What is Productivity?
Productivity is a measure of the efficiency of production, expressed as the rate of output that is created for every unit of input using variations of the following:
This means that where input remains unchanged and the output increases, we become more productive. Alternatively, we could become more productive where we maintain output but decrease the input. Equally, the reverse of each of these results in decreased productivity.
Let us think about this in terms of cars on a racing track: car A and car B. Car A crosses the finish-line first, in a time of 45 minutes. At this point, car B is still a mile behind. We can say that in 45 minutes, car A is more productive; it produces half a mile greater distance than car B. What then are the options available to car B to improve its productivity and beat car B in a rematch?
What is Efficiency?
Efficiency is a ratio of effort to outcome and is used to measure process. If two processes create the same outcome, then the one requiring the least effort is the most efficient.
Let us say that car B has a standard manual transmission: a gear stick and three pedals (clutch, brake, accelerator). The effort required to change gear in car B is greater than in car A, which has a semi-automatic transmission found in most modern race cars: paddles and two pedals (brake and accelerator). Car A is more effective than car B in the process of changing gears.
Whether it is a new gearbox to improve the process of changing gears, a new lubricant to improve the process of the engine turnover through reduced friction or a new car design to improve the aerodynamic process and reduce air resistance; all these changes improve efficiency.
Efficiency, therefore, relates to the demand-side of productivity. When we improve our internal processes so that we can generate the same output from less input or greater output from the same input, then we are more productive.
What is Performance?
Performance is a measure of how an action is performed. If two people are performing the exact same process with the same tools and systems, then the one who create the greatest net value is the best performer. Now, value can take different forms, but it is often taken to mean a combination of speed and quality.
Another way to look at performance is to say that it is the difference between the perfect performance of the process and the reality of what was done. To improve performance in car B, they could spend more time training the driver so that executing processes become instinct.

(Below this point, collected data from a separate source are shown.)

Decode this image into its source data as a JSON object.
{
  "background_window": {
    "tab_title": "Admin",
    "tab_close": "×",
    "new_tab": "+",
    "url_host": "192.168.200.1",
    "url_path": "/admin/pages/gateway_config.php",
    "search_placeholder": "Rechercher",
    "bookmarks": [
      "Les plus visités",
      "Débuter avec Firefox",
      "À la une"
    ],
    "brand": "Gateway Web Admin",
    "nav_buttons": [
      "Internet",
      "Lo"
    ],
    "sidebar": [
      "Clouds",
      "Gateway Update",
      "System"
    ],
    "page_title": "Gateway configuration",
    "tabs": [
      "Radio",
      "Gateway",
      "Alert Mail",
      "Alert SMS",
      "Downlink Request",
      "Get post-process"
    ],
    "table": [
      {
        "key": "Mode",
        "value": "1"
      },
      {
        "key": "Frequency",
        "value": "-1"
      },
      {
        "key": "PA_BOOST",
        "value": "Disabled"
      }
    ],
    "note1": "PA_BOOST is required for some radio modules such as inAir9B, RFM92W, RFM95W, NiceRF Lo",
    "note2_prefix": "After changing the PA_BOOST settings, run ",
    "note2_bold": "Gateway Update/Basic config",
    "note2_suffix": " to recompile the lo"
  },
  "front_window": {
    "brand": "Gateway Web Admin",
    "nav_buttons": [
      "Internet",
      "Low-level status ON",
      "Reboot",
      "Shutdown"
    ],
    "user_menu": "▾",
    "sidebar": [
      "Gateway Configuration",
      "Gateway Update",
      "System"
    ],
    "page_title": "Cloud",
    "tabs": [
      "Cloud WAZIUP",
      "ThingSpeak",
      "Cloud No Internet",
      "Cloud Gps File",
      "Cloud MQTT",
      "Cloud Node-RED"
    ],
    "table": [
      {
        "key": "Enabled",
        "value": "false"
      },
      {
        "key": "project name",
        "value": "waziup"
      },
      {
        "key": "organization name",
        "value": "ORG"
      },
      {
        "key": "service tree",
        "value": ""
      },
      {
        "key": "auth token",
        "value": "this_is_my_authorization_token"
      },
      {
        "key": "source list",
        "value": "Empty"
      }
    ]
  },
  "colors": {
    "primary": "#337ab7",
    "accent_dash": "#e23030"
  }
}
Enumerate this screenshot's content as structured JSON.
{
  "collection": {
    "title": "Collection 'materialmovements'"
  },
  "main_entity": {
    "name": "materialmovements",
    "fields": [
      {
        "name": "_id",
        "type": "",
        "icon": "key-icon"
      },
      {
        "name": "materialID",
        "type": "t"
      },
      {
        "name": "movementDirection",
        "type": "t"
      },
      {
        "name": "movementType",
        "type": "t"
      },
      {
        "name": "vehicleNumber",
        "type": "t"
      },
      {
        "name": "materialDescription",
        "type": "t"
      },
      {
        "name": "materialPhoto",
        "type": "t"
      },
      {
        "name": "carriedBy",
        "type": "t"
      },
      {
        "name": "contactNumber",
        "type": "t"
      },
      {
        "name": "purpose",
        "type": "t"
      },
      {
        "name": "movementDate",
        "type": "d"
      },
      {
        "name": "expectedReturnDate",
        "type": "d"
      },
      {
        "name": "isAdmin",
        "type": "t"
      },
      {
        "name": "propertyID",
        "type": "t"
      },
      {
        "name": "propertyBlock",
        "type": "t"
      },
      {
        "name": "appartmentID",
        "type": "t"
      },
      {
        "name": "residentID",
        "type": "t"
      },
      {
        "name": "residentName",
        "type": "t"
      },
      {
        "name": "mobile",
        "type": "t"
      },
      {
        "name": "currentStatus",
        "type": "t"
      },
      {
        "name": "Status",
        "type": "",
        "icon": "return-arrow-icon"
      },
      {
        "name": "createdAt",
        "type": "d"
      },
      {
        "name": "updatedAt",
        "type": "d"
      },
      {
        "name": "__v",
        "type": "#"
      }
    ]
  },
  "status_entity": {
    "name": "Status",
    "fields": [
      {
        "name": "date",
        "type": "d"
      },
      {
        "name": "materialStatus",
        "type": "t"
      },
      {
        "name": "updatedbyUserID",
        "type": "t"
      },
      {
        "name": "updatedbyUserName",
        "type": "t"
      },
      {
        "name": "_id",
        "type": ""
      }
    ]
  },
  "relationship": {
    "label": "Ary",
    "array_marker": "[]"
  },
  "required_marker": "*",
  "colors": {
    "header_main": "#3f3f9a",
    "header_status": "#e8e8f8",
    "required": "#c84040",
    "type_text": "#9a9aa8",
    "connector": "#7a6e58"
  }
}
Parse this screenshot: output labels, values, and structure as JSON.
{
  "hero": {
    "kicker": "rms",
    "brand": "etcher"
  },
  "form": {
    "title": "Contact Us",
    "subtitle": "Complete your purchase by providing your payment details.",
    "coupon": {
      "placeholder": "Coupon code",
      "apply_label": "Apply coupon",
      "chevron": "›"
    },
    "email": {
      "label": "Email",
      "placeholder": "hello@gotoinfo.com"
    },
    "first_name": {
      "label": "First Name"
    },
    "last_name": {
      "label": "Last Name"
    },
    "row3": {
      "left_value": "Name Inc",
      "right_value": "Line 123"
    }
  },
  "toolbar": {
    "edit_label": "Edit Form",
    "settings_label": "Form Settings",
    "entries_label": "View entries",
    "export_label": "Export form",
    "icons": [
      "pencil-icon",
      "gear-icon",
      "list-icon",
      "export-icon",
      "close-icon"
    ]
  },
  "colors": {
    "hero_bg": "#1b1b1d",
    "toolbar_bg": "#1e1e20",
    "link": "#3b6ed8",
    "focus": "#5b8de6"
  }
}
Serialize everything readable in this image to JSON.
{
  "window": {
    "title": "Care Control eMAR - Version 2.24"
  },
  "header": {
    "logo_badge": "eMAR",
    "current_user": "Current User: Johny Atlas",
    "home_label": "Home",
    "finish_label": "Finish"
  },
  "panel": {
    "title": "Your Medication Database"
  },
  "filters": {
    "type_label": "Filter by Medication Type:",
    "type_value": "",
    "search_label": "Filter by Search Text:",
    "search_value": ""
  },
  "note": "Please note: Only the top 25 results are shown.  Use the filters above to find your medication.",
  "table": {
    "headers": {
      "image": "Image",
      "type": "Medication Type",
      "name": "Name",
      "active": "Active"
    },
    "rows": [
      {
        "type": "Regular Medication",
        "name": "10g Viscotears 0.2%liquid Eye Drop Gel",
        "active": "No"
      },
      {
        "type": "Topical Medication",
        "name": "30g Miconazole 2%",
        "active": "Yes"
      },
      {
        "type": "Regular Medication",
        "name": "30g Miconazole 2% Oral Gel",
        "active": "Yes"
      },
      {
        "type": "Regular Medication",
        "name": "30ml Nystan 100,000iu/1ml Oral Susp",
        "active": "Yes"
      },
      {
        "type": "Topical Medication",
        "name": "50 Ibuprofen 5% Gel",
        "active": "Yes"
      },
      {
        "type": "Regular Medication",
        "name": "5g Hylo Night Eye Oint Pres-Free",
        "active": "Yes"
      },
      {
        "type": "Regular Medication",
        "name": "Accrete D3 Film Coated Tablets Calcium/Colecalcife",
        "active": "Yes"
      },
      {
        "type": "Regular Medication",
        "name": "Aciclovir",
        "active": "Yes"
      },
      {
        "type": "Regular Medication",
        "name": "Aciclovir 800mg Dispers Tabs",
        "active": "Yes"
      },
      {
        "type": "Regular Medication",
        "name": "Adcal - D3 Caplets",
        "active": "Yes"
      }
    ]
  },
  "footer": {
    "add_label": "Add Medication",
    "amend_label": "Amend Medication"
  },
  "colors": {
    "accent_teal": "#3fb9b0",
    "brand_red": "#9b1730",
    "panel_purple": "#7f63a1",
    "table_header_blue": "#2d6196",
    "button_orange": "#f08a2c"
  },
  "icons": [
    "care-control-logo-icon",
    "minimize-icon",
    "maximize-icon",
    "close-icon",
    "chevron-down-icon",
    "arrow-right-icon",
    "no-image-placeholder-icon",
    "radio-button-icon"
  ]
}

Performance, therefore, relates to the supply-side of productivity. When we improve the ability of our people so that we can generate the same output from less input or greater output from the same input, then we are more productive.
Bringing these together
We can see that these things are interconnected. As efficiency is improved, there is less variability in process outcome. With less variability and distractions, the likelihood of errors is reduced, which in turn improves performance.
Think about productivity, efficiency and performance in your own business. When there are productivity challenges, do you tend to look first at the performance of your workforce or do consider the efficiency of the process? How much time and effort do you spend focusing on the underperformance of a single worker rather than dealing with the inefficiency of a process performed by hundreds or thousands of your staff? What could you do differently that will make a real difference?